15 EconStudent // Apr 24, 2009 at 9:15 pm
Fred: What do you think of DMA200? It seems to me that it is excellent way to get out of the market. What is a good way to get back into the market using conventional technical analysis? Thanks.
16 Fred // Apr 25, 2009 at 6:29 am
EconStudent:
Everyone and their dog watches the 200 day and 50 day MA’s. My timers are based on both fundamental analysis and price momentum/trend. I spent my time in the past with commercial software trying to find TA strategies that would be beneficial to me but I wasn’t successful. I think you have to get the fundamentals right and then you have to buy when the wind is on your sails. At least, that’s what works for me. Buying a stock simply because it is cheap or has a good yield will give you the results that investors got when they bought bank stocks on dips last year.

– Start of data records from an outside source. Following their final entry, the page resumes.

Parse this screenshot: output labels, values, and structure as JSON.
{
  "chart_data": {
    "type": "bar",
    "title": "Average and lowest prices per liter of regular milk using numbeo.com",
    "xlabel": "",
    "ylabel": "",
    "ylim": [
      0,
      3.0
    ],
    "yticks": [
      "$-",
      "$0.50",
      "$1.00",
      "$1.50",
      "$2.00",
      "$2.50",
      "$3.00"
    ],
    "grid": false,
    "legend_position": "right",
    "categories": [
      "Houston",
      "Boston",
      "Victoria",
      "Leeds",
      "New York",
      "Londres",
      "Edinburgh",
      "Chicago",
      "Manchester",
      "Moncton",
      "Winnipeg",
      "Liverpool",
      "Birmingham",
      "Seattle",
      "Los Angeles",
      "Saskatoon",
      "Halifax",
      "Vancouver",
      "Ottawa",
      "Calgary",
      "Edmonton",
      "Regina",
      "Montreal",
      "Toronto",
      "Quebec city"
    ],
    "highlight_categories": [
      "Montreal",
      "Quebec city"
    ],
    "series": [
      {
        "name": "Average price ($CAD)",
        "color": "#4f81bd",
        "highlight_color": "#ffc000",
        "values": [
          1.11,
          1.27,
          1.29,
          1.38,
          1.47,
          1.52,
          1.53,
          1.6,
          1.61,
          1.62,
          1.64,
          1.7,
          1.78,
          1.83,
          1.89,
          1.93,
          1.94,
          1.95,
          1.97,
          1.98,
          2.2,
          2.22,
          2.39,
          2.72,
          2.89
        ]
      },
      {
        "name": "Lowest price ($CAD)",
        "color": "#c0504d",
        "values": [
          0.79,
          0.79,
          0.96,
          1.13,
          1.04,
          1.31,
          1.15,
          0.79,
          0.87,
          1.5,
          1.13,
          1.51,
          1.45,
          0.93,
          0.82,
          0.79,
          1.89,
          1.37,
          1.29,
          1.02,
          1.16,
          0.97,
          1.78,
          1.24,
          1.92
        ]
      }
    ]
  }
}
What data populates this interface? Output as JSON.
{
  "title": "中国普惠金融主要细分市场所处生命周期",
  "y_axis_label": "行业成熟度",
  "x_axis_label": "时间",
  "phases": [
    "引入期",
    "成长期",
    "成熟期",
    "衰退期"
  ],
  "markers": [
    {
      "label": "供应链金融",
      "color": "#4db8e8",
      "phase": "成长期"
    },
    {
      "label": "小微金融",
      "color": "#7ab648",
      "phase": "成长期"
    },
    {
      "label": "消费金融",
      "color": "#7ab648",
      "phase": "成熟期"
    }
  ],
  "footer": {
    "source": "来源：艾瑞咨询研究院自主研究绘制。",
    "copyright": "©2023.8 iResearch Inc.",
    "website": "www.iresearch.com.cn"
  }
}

I have compared commercial timers against mine (just Google “timer QQQQ” to get a list) but none worked as well as mine when applied to my 2X ETF models. I’m not saying there aren’t better models out there. Rather I haven’t found them or they are private.
There was a study published on the SSRN (social science research network) last year which concluded that a simple market timing model based on moving averages beat buy-and-hold by a slight margin. The premise of what I do is to get in the market when an upward trend has developed and ride it with 2X ETF’s. These leveraged ETF’s aren’t for everyone given the volatility. However, some investors may consider allocating a portion of their portfolio to 2X ETF’s.
Getting back to the 200 day moving average, there are so many investors watching it that some watch the 190 day MA to be ahead of the crowd. Likewise with the 50 day MA. I know some guys who have TradeStation accounts which allows backtesting of many strategies but I have never heard one of them say that using the 50 day MA and 200 day MA produced stellar returns.
Fred
17 Phil S // Apr 26, 2009 at 10:13 am
@Jon202: When I was talking to my banker the other day, she used some other weasel-wordy name which the Big 5 banks use that makes you think you’re getting prime -1%. I forget what that word actually is, but at BMO, it equated to prime +2%. So they say that you can get whatever that weasel-wordy rate less 1%, which is actually prime +1%. High risk borrowers would get that weasel-wordy name +1% which actually translates to prime +3%.